A spurned enchantress takes her revenge on others – including changing them into pigs – in Pietro Andrea Ziani’s opera La Circe, which was written in 1665, but is having its modern premiere this week by Ars Minerva. The production, at ODC Theater, is directed by Celine Ricci, who will also be singing the title role. This is the third production by Ars Minerva of an Italian Baroque opera that would otherwise remain unperformed on a library shelf.

You can find out more about the production at the Ars Minerva website.

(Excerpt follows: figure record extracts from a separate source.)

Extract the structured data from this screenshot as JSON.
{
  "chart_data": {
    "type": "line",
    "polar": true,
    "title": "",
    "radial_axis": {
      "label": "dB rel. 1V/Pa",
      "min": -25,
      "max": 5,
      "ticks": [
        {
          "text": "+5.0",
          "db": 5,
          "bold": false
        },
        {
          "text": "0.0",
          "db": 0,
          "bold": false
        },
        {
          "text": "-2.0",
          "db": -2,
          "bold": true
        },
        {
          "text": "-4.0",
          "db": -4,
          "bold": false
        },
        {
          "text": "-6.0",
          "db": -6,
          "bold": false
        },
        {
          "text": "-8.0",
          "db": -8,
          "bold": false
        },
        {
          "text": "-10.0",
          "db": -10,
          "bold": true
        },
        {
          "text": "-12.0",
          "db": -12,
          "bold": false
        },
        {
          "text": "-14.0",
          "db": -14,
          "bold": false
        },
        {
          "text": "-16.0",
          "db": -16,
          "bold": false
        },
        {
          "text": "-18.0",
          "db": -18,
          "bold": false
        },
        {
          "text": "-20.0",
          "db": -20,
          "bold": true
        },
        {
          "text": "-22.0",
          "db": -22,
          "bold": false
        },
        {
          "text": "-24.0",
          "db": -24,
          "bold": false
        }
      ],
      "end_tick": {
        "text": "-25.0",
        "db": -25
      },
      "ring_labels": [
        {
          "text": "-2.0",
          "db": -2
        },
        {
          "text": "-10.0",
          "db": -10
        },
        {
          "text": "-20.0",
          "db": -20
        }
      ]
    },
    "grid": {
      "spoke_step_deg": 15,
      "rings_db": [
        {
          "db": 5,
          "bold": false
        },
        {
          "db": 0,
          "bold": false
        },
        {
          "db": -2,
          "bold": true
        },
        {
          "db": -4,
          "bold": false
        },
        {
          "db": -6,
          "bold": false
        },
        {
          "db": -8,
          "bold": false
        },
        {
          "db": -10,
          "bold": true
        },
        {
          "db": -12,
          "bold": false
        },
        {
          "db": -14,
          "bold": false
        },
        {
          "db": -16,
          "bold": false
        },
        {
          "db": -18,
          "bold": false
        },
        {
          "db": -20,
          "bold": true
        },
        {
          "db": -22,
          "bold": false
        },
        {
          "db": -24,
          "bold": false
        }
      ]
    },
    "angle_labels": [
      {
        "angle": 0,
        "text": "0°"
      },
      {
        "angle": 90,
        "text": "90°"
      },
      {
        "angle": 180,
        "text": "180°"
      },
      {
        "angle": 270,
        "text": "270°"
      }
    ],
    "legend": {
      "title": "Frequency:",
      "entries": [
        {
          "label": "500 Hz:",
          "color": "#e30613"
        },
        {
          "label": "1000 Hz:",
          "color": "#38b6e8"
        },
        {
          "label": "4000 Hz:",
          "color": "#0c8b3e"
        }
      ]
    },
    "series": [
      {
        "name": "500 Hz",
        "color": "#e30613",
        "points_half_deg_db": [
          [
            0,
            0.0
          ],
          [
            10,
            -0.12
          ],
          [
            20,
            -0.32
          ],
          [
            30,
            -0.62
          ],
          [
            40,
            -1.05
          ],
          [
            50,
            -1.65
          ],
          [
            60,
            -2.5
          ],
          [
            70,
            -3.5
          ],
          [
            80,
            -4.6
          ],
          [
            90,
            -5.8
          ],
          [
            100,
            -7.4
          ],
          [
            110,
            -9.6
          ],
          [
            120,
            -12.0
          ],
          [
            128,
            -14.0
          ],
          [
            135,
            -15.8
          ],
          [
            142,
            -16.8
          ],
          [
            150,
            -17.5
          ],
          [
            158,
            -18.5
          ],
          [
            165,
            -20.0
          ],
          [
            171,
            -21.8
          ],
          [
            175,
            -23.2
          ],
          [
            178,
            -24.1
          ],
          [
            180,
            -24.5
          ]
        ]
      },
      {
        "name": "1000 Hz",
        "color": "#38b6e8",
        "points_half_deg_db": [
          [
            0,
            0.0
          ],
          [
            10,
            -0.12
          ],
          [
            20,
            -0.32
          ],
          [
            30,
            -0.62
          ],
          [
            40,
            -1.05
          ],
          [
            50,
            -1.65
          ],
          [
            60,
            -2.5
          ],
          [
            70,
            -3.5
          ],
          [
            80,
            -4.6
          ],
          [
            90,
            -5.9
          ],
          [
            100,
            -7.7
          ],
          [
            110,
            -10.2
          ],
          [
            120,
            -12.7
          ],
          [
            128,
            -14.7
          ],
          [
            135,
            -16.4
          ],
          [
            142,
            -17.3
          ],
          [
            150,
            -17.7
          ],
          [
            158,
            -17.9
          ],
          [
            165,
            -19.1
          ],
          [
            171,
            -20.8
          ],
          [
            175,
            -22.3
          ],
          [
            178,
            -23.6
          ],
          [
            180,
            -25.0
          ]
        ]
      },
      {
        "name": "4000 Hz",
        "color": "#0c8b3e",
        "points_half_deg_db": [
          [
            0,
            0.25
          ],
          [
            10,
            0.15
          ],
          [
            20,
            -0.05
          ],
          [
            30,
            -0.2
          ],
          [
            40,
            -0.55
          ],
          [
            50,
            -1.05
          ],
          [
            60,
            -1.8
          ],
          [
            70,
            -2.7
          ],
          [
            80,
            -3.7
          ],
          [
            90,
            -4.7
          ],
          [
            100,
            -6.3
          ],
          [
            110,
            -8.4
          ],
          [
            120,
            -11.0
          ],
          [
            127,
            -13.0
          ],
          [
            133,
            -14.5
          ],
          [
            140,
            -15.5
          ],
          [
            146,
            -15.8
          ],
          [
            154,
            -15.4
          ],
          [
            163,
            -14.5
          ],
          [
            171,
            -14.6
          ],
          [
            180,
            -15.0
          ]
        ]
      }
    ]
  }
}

This is the same sorceress who appears in the Odyssey, keeping Ulysses (in the Roman mythology, or Odysseus in the Greek) from getting home from the Trojan War. “The opera starts when Ulysses escapes,” Ricci explains. “So Circe goes crazy, right? She’s going to use her power and anger on anyone on her island to make them suffer in a way the way she suffers because Ulysses has escaped…  I see it like a wonderland, with this crazy magician on this isle, and everyone has to go into her emotions. And the story is almost like a huge hallucination.”  The semi-staged production (accompanied by a Baroque chamber ensemble with theorbo, violins and continuo) also includes an acrobat. In the course of her research, Ricci found that La Circe actually had already had a second run, but only fifteen years after its premiere in Vienna, when it was part of the Carnival in Venice, where Ziani had relocated. It’s a tragicomedy that never gets too tragic, she says. “Those operas, composed by those Venetian composers, always alternate drama and comedy very very very fast. And I think it was the taste of people at that time, right, it was what they enjoyed the most it’s changing of emotions very very quick.” And while she says it’s a challenge to both direct and sing the title role, when she sang Cleopatra with Ars Minerva in 2015, it was more of a featured role. “The opera is Circe, but actually I think that every character in the opera has to sing almost as much. Everyone is important and it’s really a team work, like a troupe.”